Max Lakin sur le rôle épineux des dessins animés lobbyistes.

Comment parvient-on à comprendre ces choses qui semblent au-delà de toute compréhension? Dans le buffet tiède de la mauvaise communication, il y a pire méthode que les mèmes. Ces petits paquets d’information autosuffisants, débordant de sens et d’émotions, semblent être le vecteur idéal du moment: instables, glissants, excédés. Malgré tout, ils sont principalement reçus comme des gags et on leur donne rarement autant de crédit qu’à d’autres formes d’art visuel. Peut-être est-ce en raison de l’aspect démocratisant de l’internet, cette immense marmite débordante d’une soupe anonyme dont il est facile d’ignorer les débordements.

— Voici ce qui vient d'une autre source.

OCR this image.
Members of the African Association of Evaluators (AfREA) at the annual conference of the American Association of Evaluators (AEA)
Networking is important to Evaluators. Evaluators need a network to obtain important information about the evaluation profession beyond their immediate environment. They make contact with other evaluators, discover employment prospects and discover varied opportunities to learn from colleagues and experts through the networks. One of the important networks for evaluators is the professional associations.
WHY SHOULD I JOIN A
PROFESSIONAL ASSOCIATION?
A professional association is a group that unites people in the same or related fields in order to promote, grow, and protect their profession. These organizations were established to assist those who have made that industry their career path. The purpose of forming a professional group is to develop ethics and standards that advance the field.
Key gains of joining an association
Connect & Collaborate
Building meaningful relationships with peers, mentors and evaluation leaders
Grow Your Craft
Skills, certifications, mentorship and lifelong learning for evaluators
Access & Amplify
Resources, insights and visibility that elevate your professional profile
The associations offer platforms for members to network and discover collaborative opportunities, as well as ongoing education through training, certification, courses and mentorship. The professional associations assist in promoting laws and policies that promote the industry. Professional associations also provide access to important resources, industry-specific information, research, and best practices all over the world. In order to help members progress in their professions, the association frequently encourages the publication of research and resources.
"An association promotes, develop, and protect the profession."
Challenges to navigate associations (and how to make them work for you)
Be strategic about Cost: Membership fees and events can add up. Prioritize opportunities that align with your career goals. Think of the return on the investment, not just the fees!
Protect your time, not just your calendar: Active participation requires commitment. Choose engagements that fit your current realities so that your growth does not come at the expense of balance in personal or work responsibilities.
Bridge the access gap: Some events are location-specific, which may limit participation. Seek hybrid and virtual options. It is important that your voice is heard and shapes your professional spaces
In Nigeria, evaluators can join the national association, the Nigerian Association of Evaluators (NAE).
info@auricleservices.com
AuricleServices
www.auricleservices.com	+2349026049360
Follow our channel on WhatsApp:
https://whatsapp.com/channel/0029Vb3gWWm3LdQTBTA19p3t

Tous les mèmes, cela dit, ne sont pas nés égaux; la plupart d’entre eux sont très cons, abordant la nuance à grands coups d’attendrisseur à viande, obsédés par la minutie d’une culture granulaire qui définit les sensations hyperspécifiques comme universelles. Au cours du dernier mois, toutefois, alors que les États-Unis brûlaient en réponse aux meurtres de citoyens noirs non armés par les forces policières, on a pu voir les mèmes se réorienter. La lutte pour les droits civils est incessante, dans ce pays, et sa forme inquiétante est familière, mais cette fois, le discours semblait différent, renouvelé. C’est un sentiment exprimé dans nos mèmes, plusieurs d’entre eux prenant la forme de nos personnages de dessin animé favoris: Patia Borja, populaire créatrice derrière le compte de mèmes @patiasfantasyworld, a partagé une vertigineuse image de Twitty, dans un style airbrush inspiré des années ‘90, qui tient un Glock et promet d’abolir la police. Le compte @sugarbombingstore a commencé à adapter les personnages du multivers kawaii de Sanrio en activistes anti-fachistes: Pompompurin qui écrase une auto-patrouille, les mots «Pas de police, pas de maîtres» flottant au-dessus de lui. Il est même possible d’acheter un foulard de soie imprimé d’une image montrant Hello Kitty qui, en chevauchant un arc-en-ciel à dos de licorne, lâche un cocktail Molotov sur un véhicule de police en feu. Sous l’illustration, on peut lire «Un nouveau monde dans nos cœurs.»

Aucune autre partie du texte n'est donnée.